Da quanto trapela dalle indagini aperte della Polizia locale di Brugherio, il giovane era al suo primo giorno di lavoro a Brugherio per conto di una cooperativa esterna impiegata in quell’azienda. Era alla guida di un muletto impegnato nell’area magazzino dell’azienda, alle prese con bancali carichi di merce. Ed è qui, in mezzo agli scaffali, riverso a terra vicino al muletto, che lo hanno trovato venerdì pomeriggio scorso i suoi colleghi, che hanno dato l’allarme.
Inizialmente si è pensato che il ragazzo, residente a Sesto San Giovanni e padre di una bambina di appena tre mesi, fosse stato vittima di un infortunio sul lavoro, forse di uno schiacciamento, come ipotizzava inizialmente lo stesso 112 che ha inviato sul posto in codice rosso ambulanza e auto medica.

Poi però sul giovane, in arresto cardiaco, non sono emersi segni compatibili con un infortunio. Nessuna ferita, insomma, nessuno schiacciamento. E allora cosa era accaduto? Un malore, si è presto immaginato. Ma anche qui le cose non sono così chiare: rianimato con una iniezione di adrenalina, il battito del cuore del giovane è ripartito immediatamente. E pur rimanendo in stato di incoscienza, il ragazzo è apparso in buone salute. Perfetto il suo cuore, perfetti i polmoni. Nessun problema evidente, dunque.
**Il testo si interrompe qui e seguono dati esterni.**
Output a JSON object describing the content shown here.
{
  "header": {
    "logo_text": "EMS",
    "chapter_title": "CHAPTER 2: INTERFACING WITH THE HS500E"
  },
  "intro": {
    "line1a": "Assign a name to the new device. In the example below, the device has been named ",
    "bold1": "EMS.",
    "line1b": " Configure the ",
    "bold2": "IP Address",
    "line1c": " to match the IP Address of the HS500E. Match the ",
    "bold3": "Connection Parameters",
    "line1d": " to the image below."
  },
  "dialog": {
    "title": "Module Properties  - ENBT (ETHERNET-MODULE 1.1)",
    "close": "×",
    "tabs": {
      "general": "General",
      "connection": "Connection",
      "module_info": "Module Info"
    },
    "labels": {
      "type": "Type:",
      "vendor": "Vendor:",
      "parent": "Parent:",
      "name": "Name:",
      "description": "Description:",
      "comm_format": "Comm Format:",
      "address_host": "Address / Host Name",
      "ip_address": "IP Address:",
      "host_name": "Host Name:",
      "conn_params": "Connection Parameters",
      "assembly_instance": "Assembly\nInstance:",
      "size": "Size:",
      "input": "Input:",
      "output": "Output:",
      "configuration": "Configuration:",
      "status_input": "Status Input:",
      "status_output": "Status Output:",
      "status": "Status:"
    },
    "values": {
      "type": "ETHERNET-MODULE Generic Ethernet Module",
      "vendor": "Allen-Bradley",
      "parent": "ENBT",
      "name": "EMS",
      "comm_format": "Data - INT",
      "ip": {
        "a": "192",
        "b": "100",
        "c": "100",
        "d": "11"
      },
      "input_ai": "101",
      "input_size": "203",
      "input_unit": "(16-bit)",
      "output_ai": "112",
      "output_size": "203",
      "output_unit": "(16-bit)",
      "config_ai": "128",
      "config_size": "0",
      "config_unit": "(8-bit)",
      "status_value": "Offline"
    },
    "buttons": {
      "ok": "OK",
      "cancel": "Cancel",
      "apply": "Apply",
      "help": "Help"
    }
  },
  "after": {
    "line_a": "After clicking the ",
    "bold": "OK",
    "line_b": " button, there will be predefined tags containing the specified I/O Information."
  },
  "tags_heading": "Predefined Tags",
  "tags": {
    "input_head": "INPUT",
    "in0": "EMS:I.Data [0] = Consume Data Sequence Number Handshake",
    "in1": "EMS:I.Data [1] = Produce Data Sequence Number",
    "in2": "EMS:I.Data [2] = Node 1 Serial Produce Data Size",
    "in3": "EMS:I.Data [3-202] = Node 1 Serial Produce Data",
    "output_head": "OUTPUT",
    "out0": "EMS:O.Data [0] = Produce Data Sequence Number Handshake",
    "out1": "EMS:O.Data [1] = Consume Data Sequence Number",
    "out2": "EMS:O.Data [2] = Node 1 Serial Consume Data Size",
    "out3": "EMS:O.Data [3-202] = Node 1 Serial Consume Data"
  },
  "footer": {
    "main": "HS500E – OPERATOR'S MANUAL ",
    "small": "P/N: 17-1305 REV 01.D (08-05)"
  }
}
Intanto proseguono le indagini cliniche, bisogna capire ad esempio da quanto tempo il 24enne fosse in arresto cardiaco quando è stato trovato, per valutare eventuali danni neurologici dovuti a una prolungata atossia, vale a dire alla mancanza di ossigeno al suo cervello. In attesa che gli inquirenti, che stanno scandagliando ogni eventualità, riescano a capire cosa è davvero avvenuto.